L’impact politique est encore plus dévastateur. Les tribunaux ne fonctionnent pas dans le vide. Les juges lisent les journaux, écoutent les débats publics, ressentent la pression de l’opinion. Si les dossiers Epstein révèlent des informations suffisamment choquantes — disons, des preuves que Trump assistait à des fêtes où des mineures étaient présentes, ou qu’il avait des conversations avec Epstein sur ces filles — alors l’atmosphère autour de ses batailles juridiques changera radicalement. Les juges qui hésitaient à annuler sa condamnation pourraient soudain se sentir justifiés de maintenir le statu quo. Les appels à la responsabilisation deviendraient assourdissants. Et l’argument d’immunité, déjà fragile, s’effondrerait complètement. C’est pourquoi Trump combat si désespérément pour empêcher la publication des dossiers. Ce n’est pas seulement une question d’embarras politique. C’est une question de survie juridique. Si les dossiers sortent et révèlent des informations incriminantes, toute sa stratégie juridique — construite autour de l’immunité présidentielle — devient inopérante. Et il pourrait se retrouver face à des conséquences pénales réelles pour la première fois de sa vie.

La Cour suprême face à un dilemme moral

La Cour suprême, avec sa majorité conservatrice 6-3, a déjà démontré qu’elle est prête à protéger Trump dans une certaine mesure. Sa décision de juin 2024 sur l’immunité présidentielle était extraordinairement généreuse envers l’exécutif, établissant qu’un président bénéficie d’une immunité « absolue » pour les actes centraux de ses fonctions, et d’une « présomption d’immunité » pour d’autres actes officiels. Cette décision a effectivement rendu presque impossible de poursuivre un président pour des actions accomplies dans le cadre de ses fonctions officielles. Mais les dossiers Epstein pourraient placer la Cour suprême face à un dilemme moral qu’elle ne peut pas ignorer. Si des preuves émergent que Trump avait connaissance du trafic sexuel de mineures et n’a rien fait — ou pire, qu’il y a participé d’une manière ou d’une autre — alors comment les juges peuvent-ils sérieusement soutenir qu’un tel homme mérite une immunité juridique exceptionnelle ?

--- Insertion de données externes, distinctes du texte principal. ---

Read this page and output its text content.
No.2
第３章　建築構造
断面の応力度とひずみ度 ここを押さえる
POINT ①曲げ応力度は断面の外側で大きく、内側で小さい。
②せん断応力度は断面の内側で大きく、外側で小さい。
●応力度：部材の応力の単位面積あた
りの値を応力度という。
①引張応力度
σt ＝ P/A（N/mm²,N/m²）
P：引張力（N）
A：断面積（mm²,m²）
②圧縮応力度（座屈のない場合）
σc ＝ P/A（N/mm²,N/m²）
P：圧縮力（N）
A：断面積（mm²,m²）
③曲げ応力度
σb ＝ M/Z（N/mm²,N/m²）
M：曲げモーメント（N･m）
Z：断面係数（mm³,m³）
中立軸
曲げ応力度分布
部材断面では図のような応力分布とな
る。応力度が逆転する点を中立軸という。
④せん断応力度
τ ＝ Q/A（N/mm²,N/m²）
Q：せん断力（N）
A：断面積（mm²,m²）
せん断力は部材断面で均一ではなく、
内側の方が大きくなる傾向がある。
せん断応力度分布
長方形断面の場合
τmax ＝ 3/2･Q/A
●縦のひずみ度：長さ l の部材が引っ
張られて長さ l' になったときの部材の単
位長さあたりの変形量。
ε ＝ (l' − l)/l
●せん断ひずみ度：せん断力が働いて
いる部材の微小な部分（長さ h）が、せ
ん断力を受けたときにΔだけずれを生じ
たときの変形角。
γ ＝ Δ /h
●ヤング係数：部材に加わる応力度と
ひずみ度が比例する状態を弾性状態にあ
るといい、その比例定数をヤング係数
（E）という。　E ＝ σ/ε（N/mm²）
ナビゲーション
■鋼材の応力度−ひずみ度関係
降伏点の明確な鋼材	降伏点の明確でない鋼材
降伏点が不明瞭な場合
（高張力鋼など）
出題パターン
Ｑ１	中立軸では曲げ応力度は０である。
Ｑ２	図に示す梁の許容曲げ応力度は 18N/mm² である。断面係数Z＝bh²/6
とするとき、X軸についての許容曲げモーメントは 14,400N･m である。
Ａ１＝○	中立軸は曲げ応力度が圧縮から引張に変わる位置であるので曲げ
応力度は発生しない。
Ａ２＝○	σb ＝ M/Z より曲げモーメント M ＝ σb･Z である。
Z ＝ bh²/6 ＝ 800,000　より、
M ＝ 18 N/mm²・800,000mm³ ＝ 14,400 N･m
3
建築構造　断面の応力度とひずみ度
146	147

Bien sûr, il y a une différence entre des allégations non prouvées et des condamnations pénales. Trump n’a jamais été accusé formellement dans l’affaire Epstein, et Virginia Giuffre elle-même avait déclaré qu’il ne l’avait pas agressée. Mais l’opinion publique ne fonctionne pas sur des technicalities juridiques. Elle fonctionne sur des perceptions, des impressions, des émotions. Et si l’impression qui émerge des dossiers Epstein est celle d’un homme qui gravitait dans un cercle de prédateurs sexuels, qui « savait pour les filles » mais ne disait rien, qui continuait à fréquenter Epstein même après que des accusations aient commencé à circuler — alors cette impression sera dévastatrice. Elle sapera la légitimité morale de toute protection juridique que Trump pourrait invoquer. Et elle placera la Cour suprême dans une position impossible : soit protéger Trump et être perçue comme complice, soit l’abandonner et risquer de déclencher une crise constitutionnelle. Il n’y a pas de bonne issue. Et c’est précisément pourquoi Trump combat si désespérément pour garder ces dossiers enterrés.

L’immunité. Un mot qui sonne presque médical, stérile, technique. Mais ce qu’il signifie vraiment, c’est l’impunité. Le droit de faire ce que tu veux sans conséquence. Et maintenant, face aux dossiers Epstein, cette impunité est mise à l’épreuve. Peut-on vraiment protéger un homme qui « savait pour les filles » ? Peut-on vraiment dire qu’il mérite une exception à la loi ? Je ne sais pas. Mais je sais que si on le fait, on franchit une ligne dont on ne reviendra jamais.